Between the top and bottom of society, fashion is a two-way street. Motorcycle jackets, originally worn by soldiers and cops, have slipped down the social scale and are sometimes worn as a satanic mirror image by outlaw gangs. Going the other way, ragamuffin outfits have worked their way up to the fashion runways of Dior and Balenciaga as "homeless chic."
Tatters
Tearing up perfectly good cloth and making rags from riches is neither new nor uniquely Western. In Moral Fibre you'll see some Japanese Buddhist robes, deliberately "ruined" for the sake of humility.
Tattered and torn clothes that look like they might have come from a second-hand store (or worse) fill the pages of Vogue and In Style magazines - it's the purity of poverty. This phenomenon of rich and celebrated people dressing as if they were paupers is a fashion trend that recurs, usually when the rich and celebrated are feeling guilty - or nervous.
Today, American Eagle Outfitters will even sell you a kit to "distress" your own undamaged clothes. On the other hand, in Japan today, used clothes are unwanted and almost without value while in Toronto, you pay extra for the tatters.
Black and White Mor(t)ality
Black is the colour of wickedness and death, perversion and the dark side - but not always. The garb of Christian clerics, for example, is modestly black, as are the garments worn by women in Tunisia and Afghanistan: veils and shawls worn in public to deter the evil eye and the lascivious glances of strangers.

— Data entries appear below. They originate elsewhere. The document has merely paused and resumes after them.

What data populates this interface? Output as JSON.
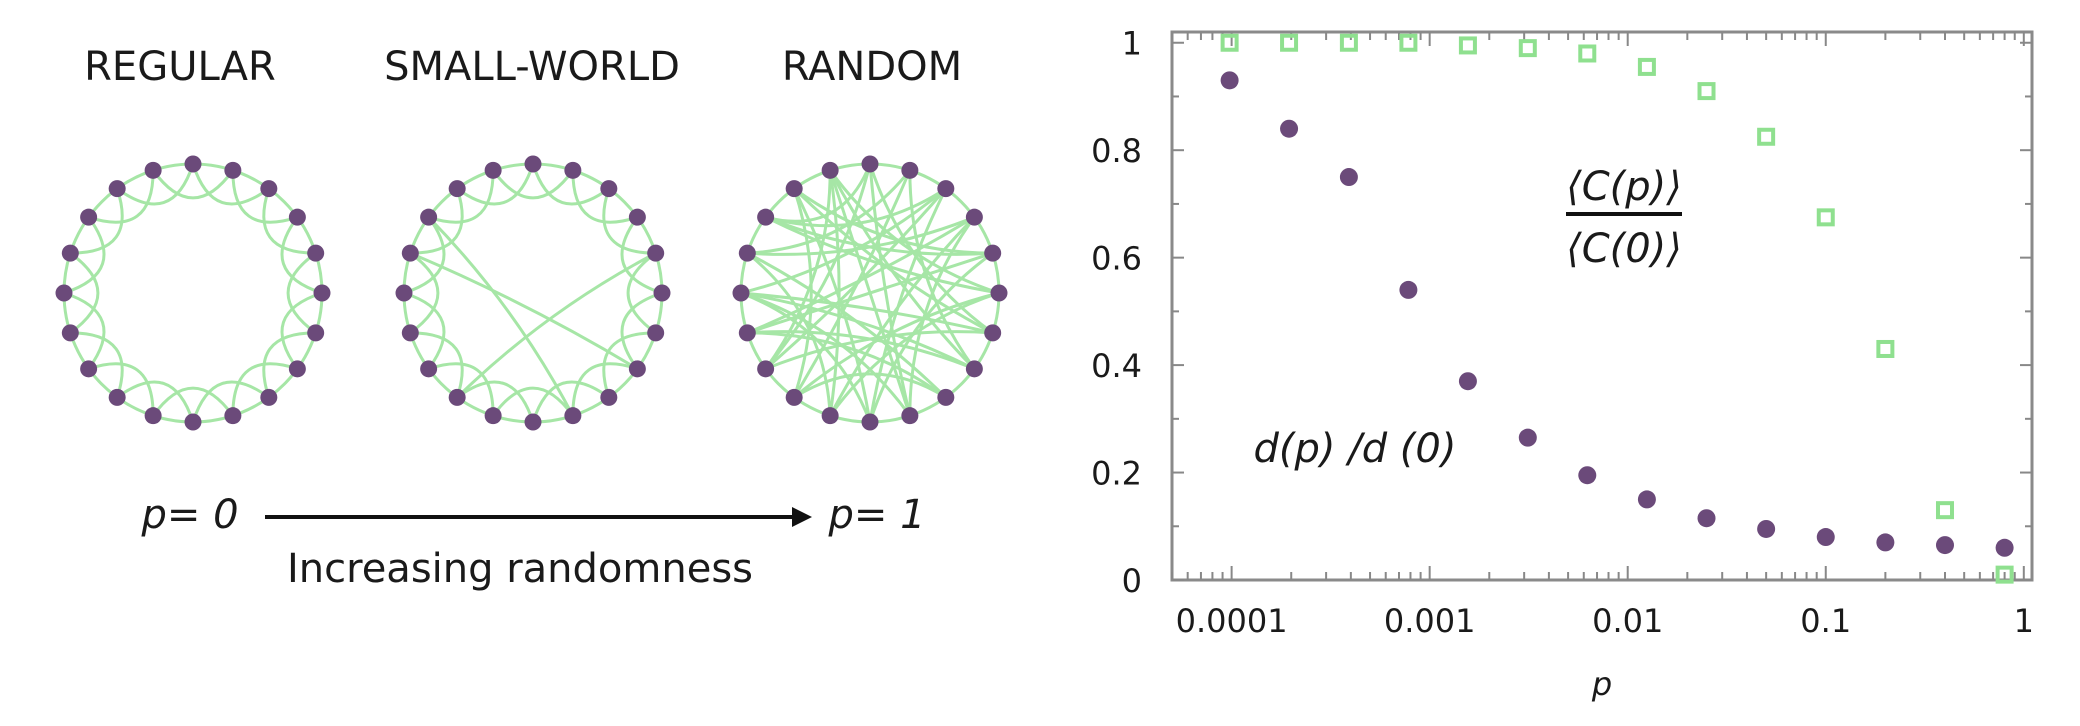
{
  "networks": {
    "labels": [
      "REGULAR",
      "SMALL-WORLD",
      "RANDOM"
    ],
    "p_start": "p= 0",
    "p_end": "p= 1",
    "arrow_caption": "Increasing randomness"
  },
  "colors": {
    "node": "#6b4a7a",
    "edge": "#a6e6a6",
    "clustering_marker": "#8fe08f",
    "axis": "#888888",
    "text": "#1a1a1a"
  },
  "chart_data": {
    "type": "scatter",
    "xscale": "log",
    "xlim": [
      5e-05,
      1.1
    ],
    "ylim": [
      0,
      1.02
    ],
    "xlabel": "p",
    "ylabel": "",
    "xticks": [
      {
        "value": 0.0001,
        "label": "0.0001"
      },
      {
        "value": 0.001,
        "label": "0.001"
      },
      {
        "value": 0.01,
        "label": "0.01"
      },
      {
        "value": 0.1,
        "label": "0.1"
      },
      {
        "value": 1,
        "label": "1"
      }
    ],
    "yticks": [
      {
        "value": 0,
        "label": "0"
      },
      {
        "value": 0.2,
        "label": "0.2"
      },
      {
        "value": 0.4,
        "label": "0.4"
      },
      {
        "value": 0.6,
        "label": "0.6"
      },
      {
        "value": 0.8,
        "label": "0.8"
      },
      {
        "value": 1,
        "label": "1"
      }
    ],
    "series": [
      {
        "label_top": "⟨C(p)⟩",
        "label_bottom": "⟨C(0)⟩",
        "marker": "open-square",
        "color": "#8fe08f",
        "x": [
          9.77e-05,
          0.000195,
          0.000391,
          0.000781,
          0.00156,
          0.00313,
          0.00625,
          0.0125,
          0.025,
          0.05,
          0.1,
          0.2,
          0.4,
          0.8
        ],
        "y": [
          1.0,
          1.0,
          1.0,
          1.0,
          0.995,
          0.99,
          0.98,
          0.955,
          0.91,
          0.825,
          0.675,
          0.43,
          0.13,
          0.01
        ]
      },
      {
        "label": "d(p) /d (0)",
        "marker": "filled-circle",
        "color": "#6b4a7a",
        "x": [
          9.77e-05,
          0.000195,
          0.000391,
          0.000781,
          0.00156,
          0.00313,
          0.00625,
          0.0125,
          0.025,
          0.05,
          0.1,
          0.2,
          0.4,
          0.8
        ],
        "y": [
          0.93,
          0.84,
          0.75,
          0.54,
          0.37,
          0.265,
          0.195,
          0.15,
          0.115,
          0.095,
          0.08,
          0.07,
          0.065,
          0.06
        ]
      }
    ]
  }
}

White is the colour of purity and innocence, virginity and saintliness, but again - not always. Nurses, doctors, scientists and brides wear white; it is the colour of purity, humane labour and incorruptible innocence. White clothes tell you this regardless of who the model wearing them is, what their pose is or their facial expression. The message is in the garment itself, even when it is hanging in the closet. But then along comes Calvin Klein with his symbol-drenched underwear, and mass marketing soaks pure white cloth with erotic significance. Goodbye purity.
Second Skins
Here is the body on shameless display: skin-tight leather that exposes and reshapes, skin-tight rubber or skin-tight corsets. The fetish scene is the largest, most far reaching and influential of any contemporary, street-based or club-based subculture. What's more, fetishists are redefining and extending the meaning of sex itself - and dressing the part.
Tight/Loose
Clothes conceal and reveal, often at the same time. In Toronto high schools today, many girls wear skin-tight clothes, sometimes with tops and bottoms that don't meet. The boys, meanwhile, are dressed in layers of loose, body-concealing clothes involving as much cloth as a burka, often overlaid with outerwear and worn indoors even in summer. The moral messages here are complex, involving what the students call power and freedom. The girls say they're not being provocative; the boys say they're just being comfortable - the teachers say it's time to enforce a dress code!
Styletribes
The nuclear family is increasingly porous. Loyalty to one's place of work is increasingly rare. Neighbours come and go. Who wants to live like this, without substantial community or tribal identity?
Thanks to the Internet, "styletribes" provide a sense of community, often over great distances. Around the world, Punks, Goths and Lolitas look alike and common appearance signals common interests - whether musical, cultural, sexual, political or ethical. In this "Age of Image," you are what you look like - more or less.